Thursday, January 01, 2015

Equivocation

John Quiggen has an interesting article up at Crooked Timber: Consequentialist arguments for deontological claims. The comment thread is way too long to read, but a couple of interesting comments caught my attention. (I have to paraphrase from memory, because for some weird technical reason, I can't access CT from my primary computer, where I'm writing this.)

One commenter (J Thomas, I think) argues that the idea that "only consequences [morally] matter" is a deontological belief. (Similarly, he argues that atheism is a religious belief.) I don't think he's a troll (as others there believe he is), but I think he's arguing by definition, which is not the most productive way for people to argue about philosophers. As I've said many times before, philosophers are not lexicographers: lexicographers catalog definitions; philosophers criticize, adjust, and create definitions.

JT further argues that moral rules are inherently deontological; "only consequences matter" is a rule, therefore, "only consequences matter" is deontological. But that is not the same definition that Quiggen appears to be using in the post, and not how I typically use the definition. In our (mine and presumably Quiggen's) definition, deontologicalism is the rule, "The intrinsic properties of an action morally matter." (Add "only" for strong deontologicalism.) Consequentialism is the rule, "The consequences of an action morally matter." (Again, add "only" for the strong version.)

There's certainly nothing intrinsically wrong with JT's definition. We could, if we wanted to, distinguish between rule-based and non-rule-based moral systems of belief, and we could, if we wanted to, use deontolgical and consequential to label the distinction.

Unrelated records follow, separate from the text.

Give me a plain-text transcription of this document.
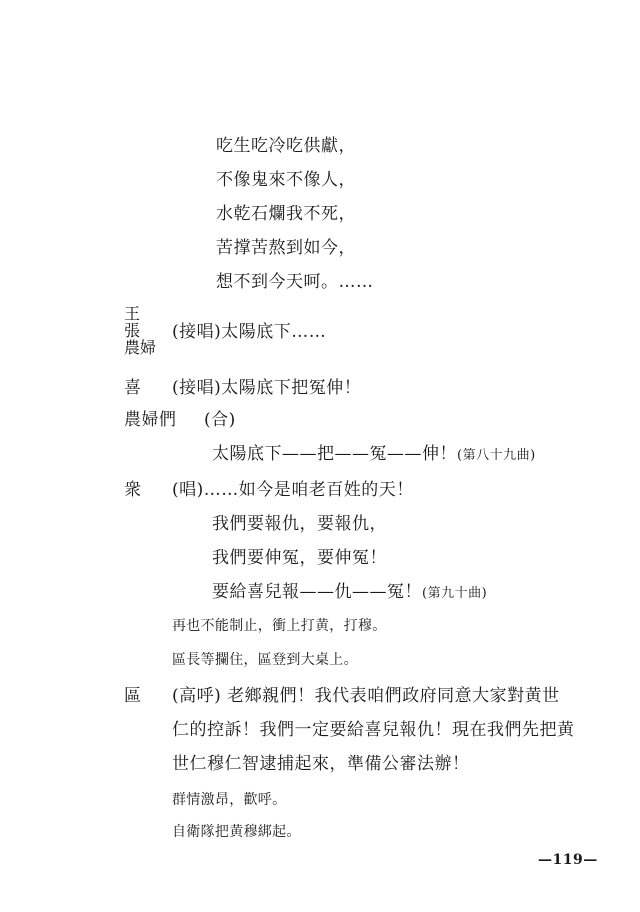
吃生吃冷吃供獻，
不像鬼來不像人，
水乾石爛我不死，
苦撑苦熬到如今，
想不到今天呵。……
王
張
農婦
(接唱)太陽底下……
喜 (接唱)太陽底下把冤伸！
農婦們 (合)
太陽底下——把——冤——伸！(第八十九曲)
衆 (唱)……如今是咱老百姓的天！
我們要報仇，要報仇，
我們要伸冤，要伸冤！
要給喜兒報——仇——冤！(第九十曲)
再也不能制止，衝上打黄，打穆。
區長等攔住，區登到大桌上。
區 (高呼) 老鄉親們！我代表咱們政府同意大家對黄世
仁的控訴！我們一定要給喜兒報仇！現在我們先把黄
世仁穆仁智逮捕起來，準備公審法辦！
群情激昂，歡呼。
自衛隊把黄穆綁起。
—119—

But to argue that consequentialism contains a rule, therefore consequentialism is deontological, therefore consequentialism holds that the intrinsic properties of actions are morally relevant, would be to commit a fallacy of equivocation. (I don't know if JT makes that argument.)

In a similar sense what "atheism is a religious belief" means just depends on what you specifically mean by "religious belief." If you mean "any belief about god(s), the divine, or the supernatural," and if you hold it is coherent to have beliefs about what does not exist* (which complicates logic considerably), then atheism is, in that sense, "religious belief." If so, so what? Atheism can be "religious belief" in that sense, but it is still not "religious belief" in the sense of "belief that god(s), the divine, or the supernatural actually exists," which is the sense that most atheists mean. Again, I suspect proponents of "atheism is a religious belief" have a (perhaps subconscious) motive to create a fallacy of equivocation.

*Hence atheism is often defined as the lack of belief about god, assuming that one can coherently have beliefs only about what actually exists: the statement, "I believe that God does not exist," does not make sense under these assumptions, in pretty much the same way that "I believe no four-sided triangles exist" does not make sense because "four-sided triangle" is meaningless.









1 comment:

  1. Atheism will be a religious belief when we get our tax breaks --just like the other religions...till then it aint a religion.